Jan 24 2021 05:31 PM
Hi
I want to sent evtx sample files to azure sentinel log analytics workspace. Can azure sentinel support winlogbeat. If not whats the easy solution to perform this.
GitHub - sbousseaden/EVTX-ATTACK-SAMPLES: Windows Events Attack Samples
These are logs i want to sent.
Jan 26 2021 09:45 AM
@le0li9ht Aren't these Windows Event logs? Can't you import them using the Microsoft Monitoring agent directly from the Event Hub?
Jan 26 2021 09:48 AM
@Gary Bushey can you provide any resource for doing the same plz. Very new to event hubs
Jan 26 2021 10:19 AM
@le0li9ht Not an Azure Event Hub but rather the Microsoft Monitor agent allows you to gather events from windows computers.

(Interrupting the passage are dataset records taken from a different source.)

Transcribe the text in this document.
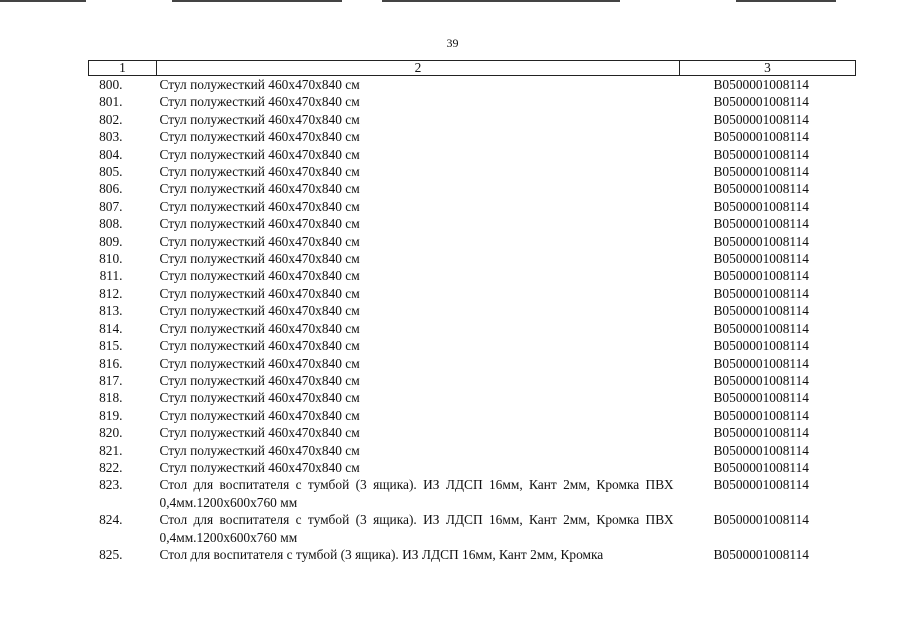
39
1	2	3
800.	Стул полужесткий 460х470х840 см	B0500001008114
801.	Стул полужесткий 460х470х840 см	B0500001008114
802.	Стул полужесткий 460х470х840 см	B0500001008114
803.	Стул полужесткий 460х470х840 см	B0500001008114
804.	Стул полужесткий 460х470х840 см	B0500001008114
805.	Стул полужесткий 460х470х840 см	B0500001008114
806.	Стул полужесткий 460х470х840 см	B0500001008114
807.	Стул полужесткий 460х470х840 см	B0500001008114
808.	Стул полужесткий 460х470х840 см	B0500001008114
809.	Стул полужесткий 460х470х840 см	B0500001008114
810.	Стул полужесткий 460х470х840 см	B0500001008114
811.	Стул полужесткий 460х470х840 см	B0500001008114
812.	Стул полужесткий 460х470х840 см	B0500001008114
813.	Стул полужесткий 460х470х840 см	B0500001008114
814.	Стул полужесткий 460х470х840 см	B0500001008114
815.	Стул полужесткий 460х470х840 см	B0500001008114
816.	Стул полужесткий 460х470х840 см	B0500001008114
817.	Стул полужесткий 460х470х840 см	B0500001008114
818.	Стул полужесткий 460х470х840 см	B0500001008114
819.	Стул полужесткий 460х470х840 см	B0500001008114
820.	Стул полужесткий 460х470х840 см	B0500001008114
821.	Стул полужесткий 460х470х840 см	B0500001008114
822.	Стул полужесткий 460х470х840 см	B0500001008114
823.	Стол для воспитателя с тумбой (3 ящика). ИЗ ЛДСП 16мм, Кант 2мм, Кромка ПВХ 0,4мм.1200х600х760 мм	B0500001008114
824.	Стол для воспитателя с тумбой (3 ящика). ИЗ ЛДСП 16мм, Кант 2мм, Кромка ПВХ 0,4мм.1200х600х760 мм	B0500001008114
825.	Стол для воспитателя с тумбой (3 ящика). ИЗ ЛДСП 16мм, Кант 2мм, Кромка	B0500001008114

By default, only the Security event log will be ingested (with the Security Events data connector enabled), but if you go into Settings => Workspace Settings => Agents configuration you can add other Windows event logs that you want to ingest, like Application, Setup, and System.
Jan 26 2021 10:33 AM
@Gary Bushey I want to clarify one thing here that i dont want my windows system event logs to be sent out to azure sentinel. I want to send only those event log files which are from github repo. only those. Is that possible with the solution you provided me with.